So that's the introduction.
Any questions?
Anybody?
Yes.
Study hadith,
from, like, from from the beginning until the
end? You know, the the Mauritanians, for instance,
in Mauritania,
they
hadith comes very late.
So, I mean, obviously, they there's a lot
of hadith in the books. There's hadith in
the books of grammar. There's hadith in the
books of balara. There's hadith in the in
the books of,
you know, that they read in firq and
in different subjects.
But when they actually do study the hadith
and, traditionally, in Mauritania, they tended to go
outside of Mauritania to read the hadith. So
they would go to Morocco,
and they and they would read.
Today,
Sheikh,
Abdullah O'Dhamidna
memorized al Bukhari in my house,
The whole thing.
When he when when he was living with
me.
Alhamdulillah.
It's an amazing hymnal.
So and because they have
the ulama of Moritani have very strong Arabic
because one of the biggest problems with the
Hadith tradition
is the,
the a lot of the,
a lot of mistakes in the books
a lot. It's not like Quran. In fact,
there's a miracle of the Quran
because in Surah Al Hajjar, Allah
That we revealed his book and we will
guard it.
It's amazing. You won't find Qurans in the
Muslim world that have mistakes in them.
One of the miracles of the Quran. Like,
you'd go from
Indonesia
to the United States, you find a Arabic
Quran,
and it doesn't have mistakes in it. Whereas
the hadith, it doesn't have that protection.
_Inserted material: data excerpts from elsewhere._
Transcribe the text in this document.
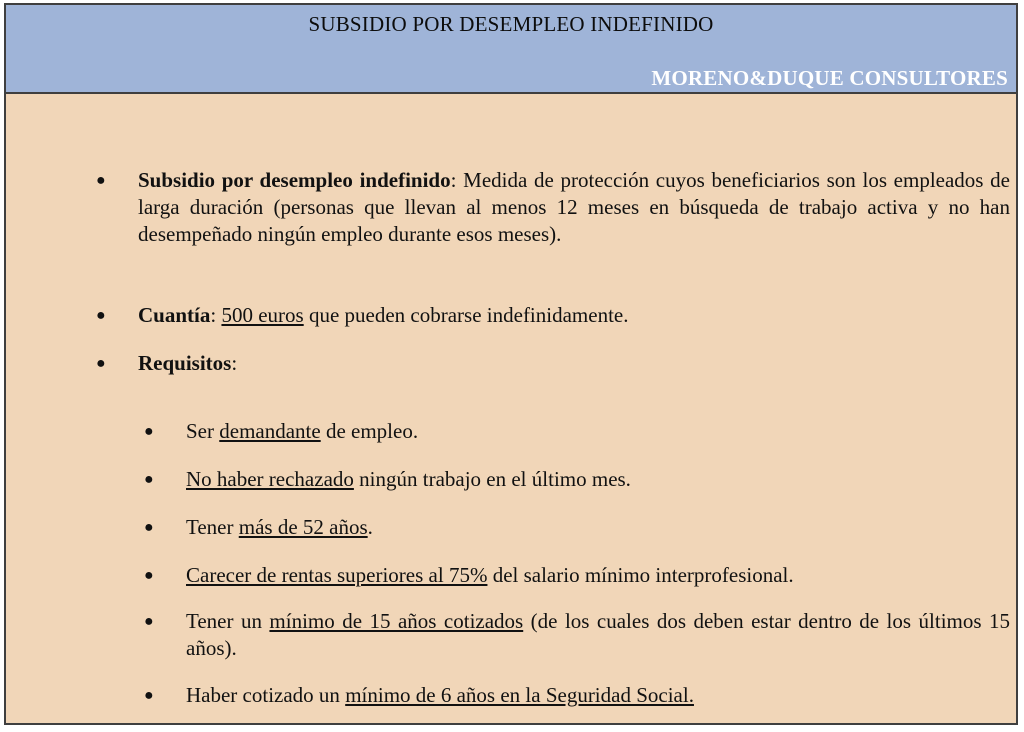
SUBSIDIO POR DESEMPLEO INDEFINIDO
MORENO&DUQUE CONSULTORES
● Subsidio por desempleo indefinido: Medida de protección cuyos beneficiarios son los empleados de larga duración (personas que llevan al menos 12 meses en búsqueda de trabajo activa y no han desempeñado ningún empleo durante esos meses).
● Cuantía: 500 euros que pueden cobrarse indefinidamente.
● Requisitos:
● Ser demandante de empleo.
● No haber rechazado ningún trabajo en el último mes.
● Tener más de 52 años.
● Carecer de rentas superiores al 75% del salario mínimo interprofesional.
● Tener un mínimo de 15 años cotizados (de los cuales dos deben estar dentro de los últimos 15 años).
● Haber cotizado un mínimo de 6 años en la Seguridad Social.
So there there there and then the hadith
are difficult because there are different,
riwaya.
So
sometimes,
like in the first hadith in in it
says,
I mean, all all
of those all are,
related.
So sometimes you have to
navigate just the different,
riwayat
in the same
in the same hadith.
So
so that's how they traditionally they they now
they've begun to,
do to study the Quran because there's been
a revival. I mean, the hadith because there's
been a revival. In Morocco also, there was
much more focus on Quran and on fiqh.
So so when you look at the West
West African tradition, the Maliki tradition in particular,
Imam Malik separated hadith and fiqh.
So his fiqh class was not his hadith
class.
His hadith class was completely separate. Moreover he
didn't mention hadith in his fiqh class.
So he did there was no, you know,
like they say what's your daleel?
He couldn't say that in Imam Malik's class,
what's your delil. He was the delil.
So so so
that's part of the the,
you know,
you know, the the idea of understanding of
the religion.
So the hadith traditionally was it was really
an area of the ulema
more than it was the common people.
Imam An Nawawi
wrote the 40 hadith and and the riyad
al salihin for more just for people like
in masjids,
you know, people read these hadith
and they're wild and they're they're agreed upon
hadith. There's not. Although in the hadith, there
is a problem in the hadith, umurtun oqatiran
ness,
because people read that and the
you know, ibn Abi Jamr has a brilliant
explanation because it's in this collection also.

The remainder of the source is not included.